In August 2021, the prime minister ultimately resigned after months of political wrangling within the PN administration and a growing lack of faith in Mr. Muhyiddin’s leadership, notably in regards to the government’s handling of the COVID-19 epidemic.
Mr. Muhyiddin’s departure resulted in the return of BN to power with the appointment of Mr. Ismail Sabri as the country’s third prime minister in the past two years.
Mr. Ismail Sabri’s administration was not devoid of internal challenges despite its accomplishment in stabilizing the government, particularly with its cooperation with PH via a Memorandum of Understanding on bipartisan cooperation.

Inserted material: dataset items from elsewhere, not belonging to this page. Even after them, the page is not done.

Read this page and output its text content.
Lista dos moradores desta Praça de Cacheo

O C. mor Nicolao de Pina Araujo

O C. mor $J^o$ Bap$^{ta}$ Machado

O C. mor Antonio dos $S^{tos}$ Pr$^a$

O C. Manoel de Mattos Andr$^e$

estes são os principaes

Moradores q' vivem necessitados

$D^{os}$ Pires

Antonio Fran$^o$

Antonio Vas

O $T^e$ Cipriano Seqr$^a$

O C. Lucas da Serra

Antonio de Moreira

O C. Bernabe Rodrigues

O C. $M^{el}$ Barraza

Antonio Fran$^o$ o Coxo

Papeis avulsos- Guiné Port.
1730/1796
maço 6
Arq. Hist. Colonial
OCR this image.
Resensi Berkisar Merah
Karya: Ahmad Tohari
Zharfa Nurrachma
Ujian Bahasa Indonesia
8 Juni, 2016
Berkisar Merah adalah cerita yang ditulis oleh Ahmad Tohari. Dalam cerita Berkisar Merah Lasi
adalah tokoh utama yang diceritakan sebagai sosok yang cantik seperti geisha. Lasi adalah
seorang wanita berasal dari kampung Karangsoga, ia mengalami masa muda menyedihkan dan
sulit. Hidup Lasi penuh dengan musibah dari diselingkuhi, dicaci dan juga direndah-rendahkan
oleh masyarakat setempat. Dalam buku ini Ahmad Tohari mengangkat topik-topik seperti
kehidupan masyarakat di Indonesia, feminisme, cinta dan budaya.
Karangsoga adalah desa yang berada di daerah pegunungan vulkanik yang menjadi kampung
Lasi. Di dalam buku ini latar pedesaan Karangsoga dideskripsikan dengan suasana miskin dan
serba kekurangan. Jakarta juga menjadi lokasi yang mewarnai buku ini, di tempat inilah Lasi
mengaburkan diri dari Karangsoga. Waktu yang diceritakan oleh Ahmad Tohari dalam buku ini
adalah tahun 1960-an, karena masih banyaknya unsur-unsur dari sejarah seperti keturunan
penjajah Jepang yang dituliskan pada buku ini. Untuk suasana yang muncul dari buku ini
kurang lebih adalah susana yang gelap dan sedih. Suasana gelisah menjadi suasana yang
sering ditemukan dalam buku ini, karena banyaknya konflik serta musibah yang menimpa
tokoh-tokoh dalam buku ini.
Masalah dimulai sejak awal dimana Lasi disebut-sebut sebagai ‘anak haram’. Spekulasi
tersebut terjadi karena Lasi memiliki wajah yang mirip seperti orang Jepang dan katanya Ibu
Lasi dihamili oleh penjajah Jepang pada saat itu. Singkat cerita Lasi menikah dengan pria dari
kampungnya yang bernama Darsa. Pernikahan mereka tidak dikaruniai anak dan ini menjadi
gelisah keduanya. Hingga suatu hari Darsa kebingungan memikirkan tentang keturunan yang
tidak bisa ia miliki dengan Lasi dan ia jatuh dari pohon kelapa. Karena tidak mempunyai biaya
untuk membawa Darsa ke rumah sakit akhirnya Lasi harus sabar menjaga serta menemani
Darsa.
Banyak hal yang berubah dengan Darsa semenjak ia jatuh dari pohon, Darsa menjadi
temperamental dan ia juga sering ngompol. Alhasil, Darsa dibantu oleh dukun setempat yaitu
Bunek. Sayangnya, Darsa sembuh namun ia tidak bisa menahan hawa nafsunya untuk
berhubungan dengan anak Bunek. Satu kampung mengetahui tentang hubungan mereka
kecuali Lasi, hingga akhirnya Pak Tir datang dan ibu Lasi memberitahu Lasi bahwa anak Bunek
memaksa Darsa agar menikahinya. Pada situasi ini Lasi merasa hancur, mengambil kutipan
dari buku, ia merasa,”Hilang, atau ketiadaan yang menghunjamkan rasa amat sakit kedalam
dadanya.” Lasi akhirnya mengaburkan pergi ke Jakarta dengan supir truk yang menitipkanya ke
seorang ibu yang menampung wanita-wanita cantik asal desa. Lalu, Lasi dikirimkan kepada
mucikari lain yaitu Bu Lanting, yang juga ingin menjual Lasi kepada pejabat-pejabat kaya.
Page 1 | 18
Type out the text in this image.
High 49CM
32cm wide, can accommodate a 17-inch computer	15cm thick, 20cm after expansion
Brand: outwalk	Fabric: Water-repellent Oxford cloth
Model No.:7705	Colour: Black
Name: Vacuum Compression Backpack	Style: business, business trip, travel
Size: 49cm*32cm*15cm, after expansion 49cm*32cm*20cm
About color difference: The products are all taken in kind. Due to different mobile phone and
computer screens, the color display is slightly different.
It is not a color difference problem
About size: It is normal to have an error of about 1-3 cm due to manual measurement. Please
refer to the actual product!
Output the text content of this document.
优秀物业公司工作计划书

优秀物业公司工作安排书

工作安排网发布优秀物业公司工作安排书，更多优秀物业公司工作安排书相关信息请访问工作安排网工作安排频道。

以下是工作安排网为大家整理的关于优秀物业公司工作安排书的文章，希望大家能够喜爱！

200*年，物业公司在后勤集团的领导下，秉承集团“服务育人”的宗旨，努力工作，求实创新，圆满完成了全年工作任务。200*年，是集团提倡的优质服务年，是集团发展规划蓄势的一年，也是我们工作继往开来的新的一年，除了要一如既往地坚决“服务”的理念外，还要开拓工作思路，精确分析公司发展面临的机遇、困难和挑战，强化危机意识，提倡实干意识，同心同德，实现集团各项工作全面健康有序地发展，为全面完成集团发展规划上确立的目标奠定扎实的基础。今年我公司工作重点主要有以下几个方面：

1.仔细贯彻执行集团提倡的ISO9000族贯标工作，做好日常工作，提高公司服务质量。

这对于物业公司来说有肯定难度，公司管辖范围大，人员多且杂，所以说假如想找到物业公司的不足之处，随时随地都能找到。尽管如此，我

Mr. Ismail Sabri was compelled to dissolve parliament and pave the way for GE15 as a result of pressures exerted by portions of the UMNO’s senior leadership, along with persistent claims that the government was still unstable and in need of a fresh mandate.
The caretaker prime minister hopes that this election would provide his party with a mandate from the people and help dispel claims that his administration, like the one before it under Mr. Muhyyiddin, has been a backdoor government.
Analysts fear that the impression of political instability could reduce voter participation in GE15, particularly among those who normally vote for the opposition, due to disenchantment with the country’s political environment since the 2018 presidential election.
However, a low voter turnout is typically viewed as helpful for UMNO.